Laburnum anagyroides
Laburnum anagyroides
Did you know that… ?
  • ...during WWI, experiments were conducted aimed at using laburnum to replace tobacco (the principal psychoactive chemical is cytosine, a  poisonous alkaloid with similar effects to nicotine)?
  • ...because of the beauty of the flowering bush, it has been deliberately cultivated in southern European gardens since the late middle ages, and around 1560 was introduced north of the Alps, into England and even the United States?
  • ...in earlier times, the seeds and leaves were used as a psycho-pharmaceutical agent to treat excessive irritability, psychoneurotic illnesses, migraines, chronic arsenic poisoning and liver ailments?
  • ...most poisonings occur in children, from playing with pods and seeds?
  • ...a fatal dose for children is three to four pods, or twelve to fifteen seeds of laburnum?
Common Laburnum – Laburnum anagyroides
Practical info

Basic information:
Division – angiosperms (Magnoliophyta)
Class – eudicots (Rosopsida)
Maximum height – 7 m
Distribution – southern and southwestern Europe
Type of poison – cytosine

Distinguishing marks:
A robust shrub or small tree with smooth gray bark, reaching heights of up to seven meters.

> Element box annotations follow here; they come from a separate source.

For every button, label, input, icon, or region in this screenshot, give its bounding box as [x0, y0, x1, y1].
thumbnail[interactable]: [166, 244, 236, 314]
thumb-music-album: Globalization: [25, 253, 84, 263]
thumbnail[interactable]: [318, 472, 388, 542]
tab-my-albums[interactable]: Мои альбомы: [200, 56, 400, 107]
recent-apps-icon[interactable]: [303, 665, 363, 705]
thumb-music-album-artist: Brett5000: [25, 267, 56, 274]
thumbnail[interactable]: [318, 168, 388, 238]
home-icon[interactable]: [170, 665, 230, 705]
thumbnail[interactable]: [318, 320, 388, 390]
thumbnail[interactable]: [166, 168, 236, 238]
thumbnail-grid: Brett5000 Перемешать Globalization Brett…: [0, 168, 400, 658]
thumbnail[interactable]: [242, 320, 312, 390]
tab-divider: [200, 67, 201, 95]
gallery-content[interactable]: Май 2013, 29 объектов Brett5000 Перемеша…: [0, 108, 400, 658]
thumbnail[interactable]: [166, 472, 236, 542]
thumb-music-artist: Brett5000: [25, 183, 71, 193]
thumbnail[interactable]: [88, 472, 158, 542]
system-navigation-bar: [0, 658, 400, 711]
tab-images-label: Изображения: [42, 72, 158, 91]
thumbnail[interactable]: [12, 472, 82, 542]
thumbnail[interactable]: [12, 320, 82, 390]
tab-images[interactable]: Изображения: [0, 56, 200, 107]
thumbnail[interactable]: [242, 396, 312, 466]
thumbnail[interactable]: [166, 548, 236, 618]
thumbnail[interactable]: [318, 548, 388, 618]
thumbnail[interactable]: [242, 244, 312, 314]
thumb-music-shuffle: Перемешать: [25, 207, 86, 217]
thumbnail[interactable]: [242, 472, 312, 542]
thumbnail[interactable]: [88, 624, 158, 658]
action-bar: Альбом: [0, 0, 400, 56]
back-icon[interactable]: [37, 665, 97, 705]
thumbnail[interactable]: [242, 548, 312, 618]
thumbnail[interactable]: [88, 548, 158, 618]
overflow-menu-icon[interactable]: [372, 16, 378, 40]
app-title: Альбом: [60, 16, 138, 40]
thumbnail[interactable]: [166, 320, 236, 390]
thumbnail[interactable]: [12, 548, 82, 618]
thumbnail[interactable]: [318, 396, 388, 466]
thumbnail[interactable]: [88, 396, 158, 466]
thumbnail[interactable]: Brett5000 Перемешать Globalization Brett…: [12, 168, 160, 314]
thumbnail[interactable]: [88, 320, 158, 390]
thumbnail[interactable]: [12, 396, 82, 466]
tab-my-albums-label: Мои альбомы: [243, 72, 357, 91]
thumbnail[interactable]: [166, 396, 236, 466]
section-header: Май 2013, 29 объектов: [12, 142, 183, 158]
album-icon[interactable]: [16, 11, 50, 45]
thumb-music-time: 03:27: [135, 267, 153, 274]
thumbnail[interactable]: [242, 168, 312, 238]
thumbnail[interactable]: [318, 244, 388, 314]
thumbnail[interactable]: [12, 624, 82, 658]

It has long, veined, trifoliate leaves, with variously fuzzy undersides. It blooms from April through May with profuse cascades of labiates yellow racemes. Pods are bean-like, colored brownish-gray.
 

Characteristics and poison

Also known as golden rain or golden chain. It originated in southern and southwestern Europe. A secondary origin is ascribed to Scandinavia. It is frequently planted in parks and gardens as an ornamental shrub, due to its pendulous racemes of bright yellow flowers. Its hardy character also led to it frequently being planted around schools, and this was a frequent source of mass poisonings in children. Cytosine is present primarily in the flowers, seeds and roots. Initial symptoms of poisoning appear thirty minutes to an hour after ingestion, and include burning mouth, nausea and vomiting. Subsequent symptoms are intense stomach and intestinal cramps, sweating, headaches and muscle spasms, up through circulatory failure. Fatal poisonings are manifested as whole-body paralysis with death from lung paralysis in one to several hours.